Any business that has had this happen to them will know that it makes you question whether the investment of time and resources in training these young people is worth it if they are going to take their skills elsewhere.
I believe that as T-levels are going to be phased in over the next two years, there needs to be some consideration by central government to stop this from happening.
We need some sort of collaborative code of conduct within each sector for vocational education programmes that encourages loyalty among employers and students. By encouraging students to stay with the company that trained them for a set period of time, the student is guaranteed job security following qualification and the businesses that trained them benefits from their skills. This may not be practical, but I feel very strongly that some consideration for the issue is warranted. It is one of the key barriers in our sector to participating with vocational training schemes. And if companies like ours don’t want to take on vocational students because of this issue, it widens the skills gap even further.

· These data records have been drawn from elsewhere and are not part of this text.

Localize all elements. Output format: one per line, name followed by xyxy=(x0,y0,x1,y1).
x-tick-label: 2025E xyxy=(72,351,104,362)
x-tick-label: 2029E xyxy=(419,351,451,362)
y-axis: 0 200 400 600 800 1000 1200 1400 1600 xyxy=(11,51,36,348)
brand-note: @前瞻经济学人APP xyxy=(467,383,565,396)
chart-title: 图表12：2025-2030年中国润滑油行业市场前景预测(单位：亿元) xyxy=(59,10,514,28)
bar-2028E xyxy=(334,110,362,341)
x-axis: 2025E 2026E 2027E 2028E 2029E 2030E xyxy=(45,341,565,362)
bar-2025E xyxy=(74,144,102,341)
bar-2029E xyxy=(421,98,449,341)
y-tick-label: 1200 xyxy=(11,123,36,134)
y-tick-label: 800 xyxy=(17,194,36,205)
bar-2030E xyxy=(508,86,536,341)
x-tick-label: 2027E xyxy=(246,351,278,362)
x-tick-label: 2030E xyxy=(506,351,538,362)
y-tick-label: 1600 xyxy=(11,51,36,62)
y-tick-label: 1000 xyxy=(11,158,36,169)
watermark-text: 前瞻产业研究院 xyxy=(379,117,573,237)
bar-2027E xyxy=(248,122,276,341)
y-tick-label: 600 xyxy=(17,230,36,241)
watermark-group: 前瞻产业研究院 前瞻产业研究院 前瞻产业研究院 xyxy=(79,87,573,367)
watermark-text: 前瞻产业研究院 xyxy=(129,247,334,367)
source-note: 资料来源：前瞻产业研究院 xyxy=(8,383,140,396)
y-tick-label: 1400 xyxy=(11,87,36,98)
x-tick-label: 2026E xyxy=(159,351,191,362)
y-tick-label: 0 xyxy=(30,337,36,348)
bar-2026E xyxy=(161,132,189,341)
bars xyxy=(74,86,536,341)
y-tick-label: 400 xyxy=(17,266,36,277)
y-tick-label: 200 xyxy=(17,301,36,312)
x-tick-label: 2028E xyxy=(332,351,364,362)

Guidance for employers and students
We’d also like to see training providers working more closely with the employers to guide students through the training process. One thing that has been greatly lacking in the current apprenticeship schemes is training providers that communicate well with employers and offer guidance not just to the student, but to the employer too about how to help candidates learn what is required for them to do well.
In Apex’s experience, it has been left to the candidate to bridge the communication gap between employer and course which is less than ideal, and we have often had to step in and proactively update them so that the pressure is taken off of the student. I hope that this new focus on employer-led standards should serve to change both issues.
There is no doubt that higher technical qualifications will provide a natural progression route for young people taking new T-Levels from 2020, or A Levels, and adults looking to upskill or retrain, enabling them to take the next step up and gain higher technical skills in key subjects like STEM, something which can only help this country out of the current skills crisis.